Last Tuesday night, at an ASMPNorCal event led by Bill Atkinson and Joseph Holmes titled, The Color of Nature: From High-End Digital Capture to Fine Art, I watched an entire room of professional photographers experience an epiphany.
Bill was explaining color management. Most photographers know this is an important subject, so they listened carefully as Bill, along with Joseph, walked everyone through the different color spaces, starting with device color, then to working color, and then finally to output color. It was clear that the technical discussion was leaving some of the audience behind. But then Bill opened up an application called ColorThink and when he was finished using it to describe color space I don’t think there was a person left in the room who didn’t get it.
ColorThink from Chromix, is an amazing application that 3-dimensionally maps and displays the colors in an image to a particular color space. You can then overlay another color space on top of that space and see at a glance what colors from the original color space fit and what are out of gamut.
I first saw Bill use ColorThink when he helped me prepare George Jardine’s color image for the cover of my Photoshop Lightroom Adventure book. We took the CYMK profile provided by Friesens, the printer, and used ColorThink to compare it to the original Adobe RGB color space George used. We easily noted what colors matched and what did not. Using the information we got from ColorThink—combined with what we learned by looking at hard–copy proofs Bill made on his Epson Stylus Pro 9800–we were able to adjust and prepare the image accordingly.

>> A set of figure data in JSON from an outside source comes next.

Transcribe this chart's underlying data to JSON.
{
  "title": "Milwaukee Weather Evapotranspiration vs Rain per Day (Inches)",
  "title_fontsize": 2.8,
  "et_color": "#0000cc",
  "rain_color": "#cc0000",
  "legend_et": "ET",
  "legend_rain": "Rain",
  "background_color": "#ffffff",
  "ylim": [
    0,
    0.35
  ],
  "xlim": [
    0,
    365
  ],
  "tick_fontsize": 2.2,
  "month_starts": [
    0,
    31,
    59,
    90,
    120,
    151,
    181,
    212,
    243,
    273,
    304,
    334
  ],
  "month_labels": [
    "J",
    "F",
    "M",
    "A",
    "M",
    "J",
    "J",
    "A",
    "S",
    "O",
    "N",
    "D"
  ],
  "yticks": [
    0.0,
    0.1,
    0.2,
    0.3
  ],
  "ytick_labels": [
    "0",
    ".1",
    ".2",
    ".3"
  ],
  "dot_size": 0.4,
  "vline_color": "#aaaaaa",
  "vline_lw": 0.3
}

The application isn’t cheap, and there are two versions to choose from. ColorThink 2 cost $149 and ColorThink Pro costs more than Lightroom, $399. But you can download a full version of either application and run it in demo mode for free to see what I am talking about. For educators trying to explain color management and color space either version is well worth the price. And for anyone who finally wants to see what color space is all about, and how critical it is to getting a great print, I can’t think of a better tool.